Really feeling the old with this one, but i don’t really care since it’s one of the few – as far as i know, the only – monster movies about a killer manta ray. And thankfully it’s so old that it is in the public domain (in the United States at least) and can be found at the Internet Archive… at least in his edited version released in 1946, which was apparently more focused on South Seas drama and also supplemented the 20 minutes of material cut from the original with stock footage of native girls, half dressed ones, which was oddly a loophole for the Hays Code prohibition on nudity by considering them “etnographic scenes” of “native” life (the parenthesis doing a lot of lifting here).
The old art of technically correct nudity, the best kind of nudity.
Also, in a similar fashion to Universal’s treatment of their monster movies back in the 30s, there was a different Spanish language version shot back-to-back, called El Diablo De Mar, which also used some of the same actors and footage from the 1936 english speaking version, upon which we’re basing this review, and which can be found on Youtube at the time of writing.
The plot concerns a rescue team sent to pick up possible survivors of a shipcrash that happened years ago, finding a lone man that has settled on living with the natives, and after he refuses to leave with them.. they just kidnap his ass anyway, the fuckers, and he gets revenge by leading them to the lair of the titular “devil monster/sea fiend”, which they fuckin deserve because the heroes are such horrible people, and a real prime cut of “only in the 30s”. Thankfully so.

Obviously there’s a comic relief fat guy with mismatched nickname (here “Tiny”), wouldn’t be it swell if it wasn’t, alongside horribly aged stereotypes, and of course “natives” with improbable accents (the tribe chief has a Romanian accent, for whatever reason) played by actors that sure as shit were native to Burbank, at best.
But there’s also an explicable segment about an octopus attacking and being attacked by fish, including a moray eel, all framed as a “water show” interlude the islanders wanted to show the american guys, instead of what it is: padding the runtime with animal stock footage.
Actually, worse, since its staged animal cruelty AND desperate padding. What a combo.

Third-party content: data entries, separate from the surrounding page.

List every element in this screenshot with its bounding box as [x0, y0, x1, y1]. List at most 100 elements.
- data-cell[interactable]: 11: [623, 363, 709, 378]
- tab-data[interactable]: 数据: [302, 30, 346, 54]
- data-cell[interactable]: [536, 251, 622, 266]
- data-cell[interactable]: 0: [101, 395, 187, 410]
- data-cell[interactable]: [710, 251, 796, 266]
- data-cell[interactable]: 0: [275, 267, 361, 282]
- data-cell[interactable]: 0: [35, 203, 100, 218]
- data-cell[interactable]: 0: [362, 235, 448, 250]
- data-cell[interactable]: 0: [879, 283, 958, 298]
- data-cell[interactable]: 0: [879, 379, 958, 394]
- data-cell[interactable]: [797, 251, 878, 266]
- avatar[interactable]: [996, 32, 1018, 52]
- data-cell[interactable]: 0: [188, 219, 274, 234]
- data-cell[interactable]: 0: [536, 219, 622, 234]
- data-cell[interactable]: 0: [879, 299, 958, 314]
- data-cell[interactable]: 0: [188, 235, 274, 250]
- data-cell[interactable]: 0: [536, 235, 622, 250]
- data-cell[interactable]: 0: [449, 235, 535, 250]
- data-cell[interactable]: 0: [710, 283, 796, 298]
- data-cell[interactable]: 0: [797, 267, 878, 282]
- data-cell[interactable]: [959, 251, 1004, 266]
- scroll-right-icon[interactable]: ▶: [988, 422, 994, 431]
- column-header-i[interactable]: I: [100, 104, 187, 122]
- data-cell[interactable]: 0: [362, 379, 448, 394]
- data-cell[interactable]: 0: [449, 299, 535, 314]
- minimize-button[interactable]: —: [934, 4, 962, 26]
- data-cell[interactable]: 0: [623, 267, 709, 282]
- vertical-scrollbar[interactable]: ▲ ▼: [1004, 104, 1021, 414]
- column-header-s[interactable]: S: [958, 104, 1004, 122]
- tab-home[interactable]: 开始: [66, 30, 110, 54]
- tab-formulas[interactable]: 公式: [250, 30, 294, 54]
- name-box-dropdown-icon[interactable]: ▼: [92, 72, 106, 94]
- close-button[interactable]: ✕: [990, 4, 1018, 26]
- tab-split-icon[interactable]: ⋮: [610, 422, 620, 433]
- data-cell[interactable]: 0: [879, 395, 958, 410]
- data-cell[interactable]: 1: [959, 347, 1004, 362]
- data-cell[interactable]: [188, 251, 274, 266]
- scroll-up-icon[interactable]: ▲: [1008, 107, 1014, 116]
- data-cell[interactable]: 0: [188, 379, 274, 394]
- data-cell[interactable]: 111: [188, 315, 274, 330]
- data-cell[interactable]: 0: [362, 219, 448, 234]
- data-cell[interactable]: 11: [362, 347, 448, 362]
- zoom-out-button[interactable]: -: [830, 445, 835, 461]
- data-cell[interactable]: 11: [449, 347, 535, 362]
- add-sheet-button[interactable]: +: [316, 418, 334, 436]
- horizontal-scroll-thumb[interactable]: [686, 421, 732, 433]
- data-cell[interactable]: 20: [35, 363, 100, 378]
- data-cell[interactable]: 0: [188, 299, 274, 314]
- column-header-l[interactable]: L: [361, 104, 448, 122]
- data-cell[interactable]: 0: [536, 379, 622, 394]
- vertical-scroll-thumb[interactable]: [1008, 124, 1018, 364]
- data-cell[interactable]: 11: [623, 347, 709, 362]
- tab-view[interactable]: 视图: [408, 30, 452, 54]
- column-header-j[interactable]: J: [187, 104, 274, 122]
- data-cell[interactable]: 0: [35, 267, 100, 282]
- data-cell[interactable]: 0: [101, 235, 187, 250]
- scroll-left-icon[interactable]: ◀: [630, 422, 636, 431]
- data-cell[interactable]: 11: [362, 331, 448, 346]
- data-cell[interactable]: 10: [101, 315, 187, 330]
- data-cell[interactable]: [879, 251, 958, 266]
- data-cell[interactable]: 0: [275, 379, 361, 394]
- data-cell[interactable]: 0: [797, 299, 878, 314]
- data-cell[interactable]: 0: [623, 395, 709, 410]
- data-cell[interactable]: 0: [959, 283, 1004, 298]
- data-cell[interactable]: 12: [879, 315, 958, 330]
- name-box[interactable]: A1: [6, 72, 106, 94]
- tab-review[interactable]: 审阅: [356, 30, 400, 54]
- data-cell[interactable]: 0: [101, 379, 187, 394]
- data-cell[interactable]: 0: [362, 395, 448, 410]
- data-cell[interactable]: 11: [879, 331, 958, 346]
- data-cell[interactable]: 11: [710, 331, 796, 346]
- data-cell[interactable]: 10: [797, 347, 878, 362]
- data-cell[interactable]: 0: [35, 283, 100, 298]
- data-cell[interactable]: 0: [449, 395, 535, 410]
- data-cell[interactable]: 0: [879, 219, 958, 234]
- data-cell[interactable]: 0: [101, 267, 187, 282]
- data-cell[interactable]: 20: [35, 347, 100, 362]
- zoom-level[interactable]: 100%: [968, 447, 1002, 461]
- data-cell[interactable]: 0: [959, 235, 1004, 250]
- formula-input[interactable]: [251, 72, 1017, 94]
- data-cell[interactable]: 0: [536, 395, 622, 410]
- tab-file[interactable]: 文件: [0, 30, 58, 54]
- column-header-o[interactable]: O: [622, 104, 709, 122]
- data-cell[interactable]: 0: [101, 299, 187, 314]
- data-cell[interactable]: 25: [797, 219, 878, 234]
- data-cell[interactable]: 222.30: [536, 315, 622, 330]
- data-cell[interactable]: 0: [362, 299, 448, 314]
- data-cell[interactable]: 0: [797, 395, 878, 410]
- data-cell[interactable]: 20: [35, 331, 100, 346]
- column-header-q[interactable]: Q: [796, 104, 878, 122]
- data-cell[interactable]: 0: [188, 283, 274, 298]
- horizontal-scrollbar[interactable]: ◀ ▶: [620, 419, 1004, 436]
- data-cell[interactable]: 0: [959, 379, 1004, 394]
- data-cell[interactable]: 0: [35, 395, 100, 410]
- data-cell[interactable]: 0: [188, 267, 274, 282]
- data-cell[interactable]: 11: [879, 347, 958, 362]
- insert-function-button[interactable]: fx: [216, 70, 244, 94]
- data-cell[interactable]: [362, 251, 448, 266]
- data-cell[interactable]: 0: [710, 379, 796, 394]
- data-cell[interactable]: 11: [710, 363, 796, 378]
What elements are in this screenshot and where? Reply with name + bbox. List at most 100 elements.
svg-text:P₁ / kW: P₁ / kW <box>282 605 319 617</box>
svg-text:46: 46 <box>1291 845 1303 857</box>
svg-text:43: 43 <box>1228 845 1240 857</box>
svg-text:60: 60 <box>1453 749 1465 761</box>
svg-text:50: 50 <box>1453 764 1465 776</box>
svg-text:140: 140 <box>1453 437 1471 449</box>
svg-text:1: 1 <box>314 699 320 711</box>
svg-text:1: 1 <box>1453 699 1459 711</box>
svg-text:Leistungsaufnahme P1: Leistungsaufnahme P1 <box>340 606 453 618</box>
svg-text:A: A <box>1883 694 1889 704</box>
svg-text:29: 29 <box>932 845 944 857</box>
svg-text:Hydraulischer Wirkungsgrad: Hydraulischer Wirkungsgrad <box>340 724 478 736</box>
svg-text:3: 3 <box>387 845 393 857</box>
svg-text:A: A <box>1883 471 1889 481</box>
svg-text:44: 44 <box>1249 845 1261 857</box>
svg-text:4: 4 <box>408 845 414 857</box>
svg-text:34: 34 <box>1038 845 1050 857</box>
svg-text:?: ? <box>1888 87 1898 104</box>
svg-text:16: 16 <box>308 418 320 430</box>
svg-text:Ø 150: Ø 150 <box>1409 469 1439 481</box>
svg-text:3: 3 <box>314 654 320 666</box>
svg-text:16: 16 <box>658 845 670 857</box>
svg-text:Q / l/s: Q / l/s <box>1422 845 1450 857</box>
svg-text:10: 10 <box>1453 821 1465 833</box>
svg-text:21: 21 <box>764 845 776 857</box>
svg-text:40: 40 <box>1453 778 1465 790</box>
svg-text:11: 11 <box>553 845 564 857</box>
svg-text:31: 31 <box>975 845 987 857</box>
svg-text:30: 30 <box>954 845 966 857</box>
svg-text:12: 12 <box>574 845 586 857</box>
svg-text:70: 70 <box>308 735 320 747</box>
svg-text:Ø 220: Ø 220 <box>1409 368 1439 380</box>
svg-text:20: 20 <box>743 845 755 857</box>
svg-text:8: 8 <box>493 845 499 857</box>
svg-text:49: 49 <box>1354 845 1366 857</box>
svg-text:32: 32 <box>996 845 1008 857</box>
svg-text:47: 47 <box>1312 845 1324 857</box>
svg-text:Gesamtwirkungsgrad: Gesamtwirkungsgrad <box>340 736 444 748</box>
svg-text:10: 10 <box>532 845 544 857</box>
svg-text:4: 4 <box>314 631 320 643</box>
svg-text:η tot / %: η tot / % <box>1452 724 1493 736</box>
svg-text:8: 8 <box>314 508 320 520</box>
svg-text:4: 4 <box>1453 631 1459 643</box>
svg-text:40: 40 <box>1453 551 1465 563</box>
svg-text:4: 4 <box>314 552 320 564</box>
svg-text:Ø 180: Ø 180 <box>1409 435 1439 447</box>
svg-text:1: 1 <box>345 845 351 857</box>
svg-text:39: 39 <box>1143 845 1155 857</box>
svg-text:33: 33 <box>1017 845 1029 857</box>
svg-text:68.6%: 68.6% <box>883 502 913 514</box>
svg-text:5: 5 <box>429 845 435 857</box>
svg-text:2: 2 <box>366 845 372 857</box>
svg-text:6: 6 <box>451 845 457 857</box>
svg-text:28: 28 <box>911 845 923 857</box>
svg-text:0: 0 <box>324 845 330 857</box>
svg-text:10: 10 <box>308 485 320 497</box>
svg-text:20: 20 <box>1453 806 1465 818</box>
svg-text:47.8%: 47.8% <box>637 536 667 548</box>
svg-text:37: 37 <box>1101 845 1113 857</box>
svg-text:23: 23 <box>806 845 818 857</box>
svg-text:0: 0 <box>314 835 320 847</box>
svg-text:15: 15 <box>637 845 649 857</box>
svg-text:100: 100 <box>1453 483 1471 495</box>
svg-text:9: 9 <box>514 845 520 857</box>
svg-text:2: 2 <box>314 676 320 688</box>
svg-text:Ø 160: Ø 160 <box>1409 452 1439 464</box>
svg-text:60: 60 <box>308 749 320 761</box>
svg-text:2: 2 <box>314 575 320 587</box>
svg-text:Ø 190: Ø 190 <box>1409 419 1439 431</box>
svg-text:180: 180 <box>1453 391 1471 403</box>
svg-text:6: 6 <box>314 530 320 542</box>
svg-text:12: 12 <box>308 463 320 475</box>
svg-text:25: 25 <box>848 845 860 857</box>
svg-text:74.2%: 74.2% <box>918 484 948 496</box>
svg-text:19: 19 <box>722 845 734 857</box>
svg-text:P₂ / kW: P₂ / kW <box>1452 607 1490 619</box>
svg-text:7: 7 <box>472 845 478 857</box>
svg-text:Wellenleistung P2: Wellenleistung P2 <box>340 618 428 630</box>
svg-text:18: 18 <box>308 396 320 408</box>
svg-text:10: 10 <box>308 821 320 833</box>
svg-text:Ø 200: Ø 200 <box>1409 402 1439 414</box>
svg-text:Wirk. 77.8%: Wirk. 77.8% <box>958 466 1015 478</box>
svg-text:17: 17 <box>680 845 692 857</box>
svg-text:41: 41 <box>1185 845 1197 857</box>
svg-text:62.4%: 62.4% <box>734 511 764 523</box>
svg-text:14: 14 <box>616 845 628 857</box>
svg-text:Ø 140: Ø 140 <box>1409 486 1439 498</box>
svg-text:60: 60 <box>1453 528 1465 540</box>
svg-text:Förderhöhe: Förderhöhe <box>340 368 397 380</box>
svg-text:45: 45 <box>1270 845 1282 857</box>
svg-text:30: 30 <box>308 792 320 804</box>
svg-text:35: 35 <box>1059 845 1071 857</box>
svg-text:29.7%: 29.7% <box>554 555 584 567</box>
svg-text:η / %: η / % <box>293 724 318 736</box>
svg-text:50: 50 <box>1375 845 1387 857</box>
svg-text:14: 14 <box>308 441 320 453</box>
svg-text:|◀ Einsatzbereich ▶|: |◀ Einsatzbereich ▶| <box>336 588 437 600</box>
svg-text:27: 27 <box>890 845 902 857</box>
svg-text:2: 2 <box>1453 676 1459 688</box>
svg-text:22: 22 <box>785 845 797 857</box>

Ok, let’s confess, this is a some fossil shit, i mean, there are some classics old movies, and this one ain’t one of them, though there is a limit to my lamentations, since it’s a 30s monster movie from a minor studio, you can only expect so much, and it’s no real surprise that for the most part it’s this adventure with romance set in the “tribal jungles” (meaning there’s also tribal-liturgical dancing of the maidens, obvious) that just happens to have a monster more than being about the titular creature.

And the choice of killer animal in itself really show the age of the film, only in the 30s a manta ray could pass as a menacing animal… i think, there was enough ignorance to actually believe this creature was any harm to humans. So fuckin stupid, as is the scene where the creature… attacks, i guess, the movie has never been restored to any good quality, but either way it’s a joke. A bad one.
I’m not too angry at this one as even as a waste of time it’s barely over 1 hour long, but still, even for the time this one it’s pretty bad, boring, it uses WAY too much stock footage and sometimes it’s hard to tell if they actually filmed scenes for the movie or reused footage of fishermen working, so cheap Devil Monster/The Sea Fiend is, and expecially thanks to the many random acts of animal cruelty (and the “Sea Fiend” itself isn’t spared of any of that) i really don’t recommend going out of your way to fish out this coprolite necklace of a film about Mantyne abuse.
Some movies are just better forgotten, after all. Especially when you’d wish some of its many despicable characters (especially the “heroes”) got what they deserve, but nobody does. Puah.